- Mamãe, titio, olha só o
que nós vamos levar para o vovô – falavam empolgadas as crianças enquanto
carregavam o vaso.
Um
nó na garganta e o esforçou extremo para não chorar. Naquela situação um segundo
parecia a eternidade. Os cérebros processavam milhões de pensamentos ao mesmo
tempo: “Falar a verdade às crianças? Como? Nada contar? Deixá-las levar o vaso?
O que fazer? O que falar?” As palavras surgiam na mente como um flash.
-
O médico disse que pro vovô sarar ele tem que ficar alegre. O Lui levou a gente
lá na horta e mostrou essas plantinhas. Aí a gente pegou o vaso o colocou elas
dentro. Vamos levar no hospital pro vovô não sentir muitas saudades da horta.
Ele vai ficar alegre e voltar logo pra casa.
Olhares
se buscaram no anseio de resposta e encontraram o desconcerto.
-
O vovô vai ficar muito feliz. Mas, agora, vocês vão tomar banho e jantar.
Saíram
felizes discutindo sobre onde deixariam o vaso naquela noite.
A
campainha quebrou o silêncio do jantar.
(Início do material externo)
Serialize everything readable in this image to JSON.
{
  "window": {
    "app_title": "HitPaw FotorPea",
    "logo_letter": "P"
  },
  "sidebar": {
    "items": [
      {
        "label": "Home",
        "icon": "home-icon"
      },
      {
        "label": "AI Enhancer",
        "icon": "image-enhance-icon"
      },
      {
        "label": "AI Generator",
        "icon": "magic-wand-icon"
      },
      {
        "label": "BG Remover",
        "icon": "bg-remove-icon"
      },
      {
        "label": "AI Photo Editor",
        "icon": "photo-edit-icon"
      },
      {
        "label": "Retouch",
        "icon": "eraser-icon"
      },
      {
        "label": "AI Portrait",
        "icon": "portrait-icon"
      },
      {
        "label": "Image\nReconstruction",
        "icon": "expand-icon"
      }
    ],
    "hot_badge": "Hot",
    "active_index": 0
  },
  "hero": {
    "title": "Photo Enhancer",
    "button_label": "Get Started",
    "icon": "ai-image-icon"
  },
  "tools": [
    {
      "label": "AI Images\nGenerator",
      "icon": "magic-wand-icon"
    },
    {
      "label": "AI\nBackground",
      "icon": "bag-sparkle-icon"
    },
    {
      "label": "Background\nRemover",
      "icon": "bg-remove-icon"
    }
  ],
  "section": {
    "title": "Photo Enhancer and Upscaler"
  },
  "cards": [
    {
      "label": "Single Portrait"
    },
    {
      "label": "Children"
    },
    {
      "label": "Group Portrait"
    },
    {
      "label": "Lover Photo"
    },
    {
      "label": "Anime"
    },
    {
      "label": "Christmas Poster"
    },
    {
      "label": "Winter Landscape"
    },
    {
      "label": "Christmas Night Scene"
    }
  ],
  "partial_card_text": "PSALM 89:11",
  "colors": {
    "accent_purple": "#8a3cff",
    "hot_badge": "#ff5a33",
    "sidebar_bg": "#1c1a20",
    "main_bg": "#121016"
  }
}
Era o irmão músico que mal os
cumprimentara e já perguntava pelo pai.
Foram
à cozinha e enquanto Elisabete preparava o jantar Pedro explicava ao irmão tudo
o que havia acontecido. Paulo Afonso sentia muito pelo pai, amava-o demais. Ao
mesmo tempo em que os irmãos falavam passavam por sua memória recordações das
novenas e terços que o pai costumava fazer ao longo do ano. Os meses de maiores
comemorações eram junho e dezembro. Junho com a festa junina, e longos terços a
Santo Antônio, São Pedro e São João, além da fogueira e dos forrós noite
adentro. Dezembro com a novena de Natal e a espera pelos presentes. Às vezes
uma camiseta, um sapato, mas o bom mesmo era quando o presente servia para
brincar: uma bola, um jogo. Este mesmo pai estava agora num quarto de hospital
sem nenhuma comunicação.
Muito
devoto de Nossa Senhora, Paulo Afonso entristecido tentou transmitir aos irmãos
palavras de conforto que serviam a si mesmo:
-
Vamos acreditar que tudo vai dar certo. Tenho muita fé em Nossa Senhora da
Esperança. Pela falta da mamãe eu me apeguei muito a Maria. Acredito que ela
intercede por nós junto a Deus. Ela vai pedir pelo papai. A medicina está bastante
avançada, o papai está em boas mãos. Nossa parte é acompanhá-lo, visitá-lo,
estar conversando com os médicos e rezar, rezar muito. Precisamos estar juntos
agora. Mas, e as crianças?
-
As crianças foram tomar banho. Elas pegaram uma muda de cenoura e outra de
cenorraba, colocaram num vaso e querem levar para o avô. É para o avô não ficar
com saudades da horta. Elas ainda não sabem do coma – explicou Pedro.
-
Estávamos pensando em contar agora no jantar. Na verdade não sabemos ainda como
dizer. Elas estão tão empolgadas com o vasinho que nem dá coragem de falar nada
– disse Elisabete.
-
Não falem – afirmou Paulo Afonso.
-
Mas se não falarmos hoje, amanhã saberão. Ninguém no hospital deixará que um
vaso com mudas de legumes entre na UTI – retrucou Pedro.
-
Esperem um pouco, se for o caso, amanhã tento conversar com elas. Vamos tentar
ter um jantar agradável.
Alguns
gritos de alegria contaram a conversa dos adultos:
-
Tio Afonso! Tio Afonso!
André
se jogou nos braços abertos de Paulo Afonso. Estava irradiante pela presença do
tio. Às vezes André costuma brincar de celebrar missa dizendo se tornar padre
quando crescer. Aprendeu com o tio músico, que tocava na igreja, a ser devoto
dos santos.
-
Oi, meninão! Que saudades o tio estava de você. Você cresceu, está fortão. Vai
ser padre mesmo?
Enquanto
falava, balançava o menino de um lado para o outro, apertando-lhe,
bagunçando-lhe os cabelos. André estava radiante. Os outros também chegaram e
fizeram festa com o tio disputando-lhe o colo e a atenção. Na medida do
possível fizeram do jantar uma festa. Claro que o vazio da presença de Antônio
era sentido por todos, mas inconscientemente sabiam que Antônio estava ali, em
cada coisa sua, nas lembranças, nos fatos recordados, na alma de cada um.
Após
o jantar, como de costume, Elisabete telefonou para Jorge, seu esposo,
dando-lhe notícias e matando as saudades. Pedro ligou para Letícia acalmando-a.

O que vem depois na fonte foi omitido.